De ce Théâtre du seizième siècle et des premières années du dix-septième il n’est rien resté qui puisse aujourd’hui soutenir la représentation. Il y a dans Larivey une force comique parfois saisissante, beaucoup de verve et d’esprit ; dans Cyrano de Bergerac une vive originalité ; dans Du Ryer, dans Rotrou des caractères noblement et fortement tracés, des vers éclatants, des situations dramatiques ; mais l’inspiration ne se soutient jamais, et malgré sa verdeur native, la langue est trop incorrecte, trop abrupte encore pour racheter par le charme du style le défaut d’intérêt ou l’invraisemblance de l’action.

Le Cid fut pour l’art dramatique le signal d’une révolution radicale et profonde. « Cette pièce immortelle, dit Suard, fut traduite dans toutes les langues, même en espagnol, et dans quelques-unes des provinces de France son nom était passé en proverbe ; on disait : Beau comme le Cid. L’admiration qu’inspiraient ses beautés hors de proportion avec tout ce qu’elles laissaient derrière elles, était d’autant plus vive, l’étonnement d’autant plus profond, que les émotions qu’elles excitaient arrivaient à l’âme par des routes encore inconnues. »

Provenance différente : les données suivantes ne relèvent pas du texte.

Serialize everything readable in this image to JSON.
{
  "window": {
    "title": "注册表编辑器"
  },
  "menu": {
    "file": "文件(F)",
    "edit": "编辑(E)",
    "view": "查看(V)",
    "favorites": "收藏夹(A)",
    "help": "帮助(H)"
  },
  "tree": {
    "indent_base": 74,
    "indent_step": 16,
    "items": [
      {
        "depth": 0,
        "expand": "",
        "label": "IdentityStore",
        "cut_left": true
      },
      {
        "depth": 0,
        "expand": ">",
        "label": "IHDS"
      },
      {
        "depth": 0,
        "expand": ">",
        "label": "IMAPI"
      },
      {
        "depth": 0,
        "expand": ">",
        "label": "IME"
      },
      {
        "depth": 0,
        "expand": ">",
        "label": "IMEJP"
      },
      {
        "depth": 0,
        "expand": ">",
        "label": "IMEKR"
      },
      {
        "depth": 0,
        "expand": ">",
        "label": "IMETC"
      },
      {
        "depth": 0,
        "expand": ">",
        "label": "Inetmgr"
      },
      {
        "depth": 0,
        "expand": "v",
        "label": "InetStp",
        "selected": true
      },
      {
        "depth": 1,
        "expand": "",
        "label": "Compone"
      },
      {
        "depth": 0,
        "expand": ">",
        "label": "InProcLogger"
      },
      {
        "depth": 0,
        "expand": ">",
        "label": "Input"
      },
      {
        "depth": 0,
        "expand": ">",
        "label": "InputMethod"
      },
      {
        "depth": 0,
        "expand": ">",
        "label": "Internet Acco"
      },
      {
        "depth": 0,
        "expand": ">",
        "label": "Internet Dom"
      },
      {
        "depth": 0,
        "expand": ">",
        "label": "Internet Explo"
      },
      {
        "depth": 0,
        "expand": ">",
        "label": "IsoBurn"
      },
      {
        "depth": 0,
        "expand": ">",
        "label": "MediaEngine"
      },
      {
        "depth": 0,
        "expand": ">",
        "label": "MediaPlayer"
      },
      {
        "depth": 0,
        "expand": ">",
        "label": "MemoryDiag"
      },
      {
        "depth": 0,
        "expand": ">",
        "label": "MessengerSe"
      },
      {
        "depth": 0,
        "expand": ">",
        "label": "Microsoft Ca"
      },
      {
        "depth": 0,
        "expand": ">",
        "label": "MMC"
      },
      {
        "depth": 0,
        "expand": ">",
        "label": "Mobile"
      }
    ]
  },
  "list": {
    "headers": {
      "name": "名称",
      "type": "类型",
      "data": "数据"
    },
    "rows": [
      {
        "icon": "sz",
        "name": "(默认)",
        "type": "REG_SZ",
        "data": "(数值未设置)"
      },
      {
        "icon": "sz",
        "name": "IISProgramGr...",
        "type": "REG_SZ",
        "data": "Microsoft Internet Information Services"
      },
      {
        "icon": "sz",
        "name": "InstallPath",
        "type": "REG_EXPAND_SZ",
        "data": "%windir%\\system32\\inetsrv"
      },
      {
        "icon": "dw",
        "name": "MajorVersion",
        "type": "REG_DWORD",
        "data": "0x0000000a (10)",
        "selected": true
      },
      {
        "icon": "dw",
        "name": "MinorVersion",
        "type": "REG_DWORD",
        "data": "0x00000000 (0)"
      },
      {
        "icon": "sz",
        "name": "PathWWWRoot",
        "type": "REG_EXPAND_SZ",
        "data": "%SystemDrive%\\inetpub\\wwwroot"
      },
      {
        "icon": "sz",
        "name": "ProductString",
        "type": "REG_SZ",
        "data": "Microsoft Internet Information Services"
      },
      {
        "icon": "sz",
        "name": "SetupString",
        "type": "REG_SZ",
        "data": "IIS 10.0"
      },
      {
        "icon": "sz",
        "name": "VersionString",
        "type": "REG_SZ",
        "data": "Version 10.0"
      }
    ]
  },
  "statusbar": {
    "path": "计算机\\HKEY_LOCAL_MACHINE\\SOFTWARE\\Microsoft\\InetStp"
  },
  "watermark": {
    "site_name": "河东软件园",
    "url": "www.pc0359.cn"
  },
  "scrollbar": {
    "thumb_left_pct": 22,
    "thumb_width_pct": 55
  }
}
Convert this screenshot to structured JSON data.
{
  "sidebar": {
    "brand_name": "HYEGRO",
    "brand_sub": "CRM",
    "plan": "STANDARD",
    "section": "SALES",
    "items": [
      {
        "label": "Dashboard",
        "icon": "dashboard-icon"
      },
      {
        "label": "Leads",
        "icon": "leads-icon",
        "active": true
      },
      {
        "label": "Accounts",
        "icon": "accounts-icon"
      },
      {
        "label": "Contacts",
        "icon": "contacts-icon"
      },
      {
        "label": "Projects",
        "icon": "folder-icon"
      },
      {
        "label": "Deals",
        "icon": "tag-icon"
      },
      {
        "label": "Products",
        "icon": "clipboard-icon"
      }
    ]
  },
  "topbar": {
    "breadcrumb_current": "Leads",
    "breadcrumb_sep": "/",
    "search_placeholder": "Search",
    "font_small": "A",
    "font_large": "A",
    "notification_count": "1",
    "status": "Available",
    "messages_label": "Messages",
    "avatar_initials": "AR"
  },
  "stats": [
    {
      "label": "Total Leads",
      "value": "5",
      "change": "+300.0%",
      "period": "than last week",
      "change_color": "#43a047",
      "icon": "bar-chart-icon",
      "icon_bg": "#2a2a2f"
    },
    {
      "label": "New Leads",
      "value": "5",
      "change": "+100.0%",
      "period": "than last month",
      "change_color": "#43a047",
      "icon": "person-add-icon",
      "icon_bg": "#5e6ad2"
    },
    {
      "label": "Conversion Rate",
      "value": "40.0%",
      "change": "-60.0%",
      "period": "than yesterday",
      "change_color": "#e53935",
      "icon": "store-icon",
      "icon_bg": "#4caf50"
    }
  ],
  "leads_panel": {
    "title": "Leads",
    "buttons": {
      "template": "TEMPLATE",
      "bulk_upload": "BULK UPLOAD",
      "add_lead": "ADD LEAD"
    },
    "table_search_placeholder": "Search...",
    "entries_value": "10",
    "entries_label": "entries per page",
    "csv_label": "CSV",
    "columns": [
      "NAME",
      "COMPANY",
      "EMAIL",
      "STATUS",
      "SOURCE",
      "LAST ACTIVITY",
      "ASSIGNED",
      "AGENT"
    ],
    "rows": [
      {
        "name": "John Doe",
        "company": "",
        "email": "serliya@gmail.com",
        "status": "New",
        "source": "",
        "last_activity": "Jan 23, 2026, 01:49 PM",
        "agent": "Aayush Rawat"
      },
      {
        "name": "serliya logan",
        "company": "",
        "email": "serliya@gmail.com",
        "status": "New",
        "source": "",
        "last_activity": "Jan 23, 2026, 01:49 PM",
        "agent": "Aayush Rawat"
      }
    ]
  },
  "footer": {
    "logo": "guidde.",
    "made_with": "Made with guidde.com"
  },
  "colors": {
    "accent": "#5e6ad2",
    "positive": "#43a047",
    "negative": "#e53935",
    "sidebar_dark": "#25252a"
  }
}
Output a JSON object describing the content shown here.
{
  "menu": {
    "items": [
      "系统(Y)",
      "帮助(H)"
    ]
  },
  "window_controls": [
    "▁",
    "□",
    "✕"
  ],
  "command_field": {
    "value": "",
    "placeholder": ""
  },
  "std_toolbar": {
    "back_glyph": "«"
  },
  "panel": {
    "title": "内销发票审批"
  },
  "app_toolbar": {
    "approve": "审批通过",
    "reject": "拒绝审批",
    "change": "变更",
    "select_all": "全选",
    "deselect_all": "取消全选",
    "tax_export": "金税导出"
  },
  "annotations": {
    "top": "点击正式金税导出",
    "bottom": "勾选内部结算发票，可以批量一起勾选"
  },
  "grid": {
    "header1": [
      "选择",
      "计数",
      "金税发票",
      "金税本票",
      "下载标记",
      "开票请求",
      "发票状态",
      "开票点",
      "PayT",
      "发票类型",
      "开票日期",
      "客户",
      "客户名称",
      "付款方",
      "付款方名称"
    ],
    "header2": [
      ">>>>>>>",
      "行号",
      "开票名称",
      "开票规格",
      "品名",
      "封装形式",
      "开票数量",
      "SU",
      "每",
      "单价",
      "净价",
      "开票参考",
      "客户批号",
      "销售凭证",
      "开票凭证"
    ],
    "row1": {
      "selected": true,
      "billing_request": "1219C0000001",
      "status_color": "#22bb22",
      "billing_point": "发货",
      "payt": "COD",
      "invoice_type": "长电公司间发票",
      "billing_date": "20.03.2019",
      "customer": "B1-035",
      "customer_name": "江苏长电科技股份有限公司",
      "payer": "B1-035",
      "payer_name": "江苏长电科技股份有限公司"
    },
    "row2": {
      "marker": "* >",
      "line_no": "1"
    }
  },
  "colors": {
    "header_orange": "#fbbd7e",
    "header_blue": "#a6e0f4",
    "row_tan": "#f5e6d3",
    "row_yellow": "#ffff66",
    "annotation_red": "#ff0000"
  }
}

La protection que Richelieu, qui lui-même aspirait à la gloire dramatique[1], et plus tard Louis XIV accordèrent au théâtre, contribua non-seulement à favoriser le développement du génie des auteurs, mais encore à propager le goût du spectacle dans les classes élevées de la société, qui jusqu’alors auraient cru déroger en prenant leur part d’un plai-

  1. Richelieu inventait des sujets de pièces dont il faisait versifier chaque acte par un auteur différent. Ces productions se nommèrent : la Pièce des Cinq Auteurs ; Corneille était du nombre. La tragi-comédie de Mirame passe pour être l’œuvre personnelle de Richelieu. On dépensa plus de deux cent mille écus pour la monter.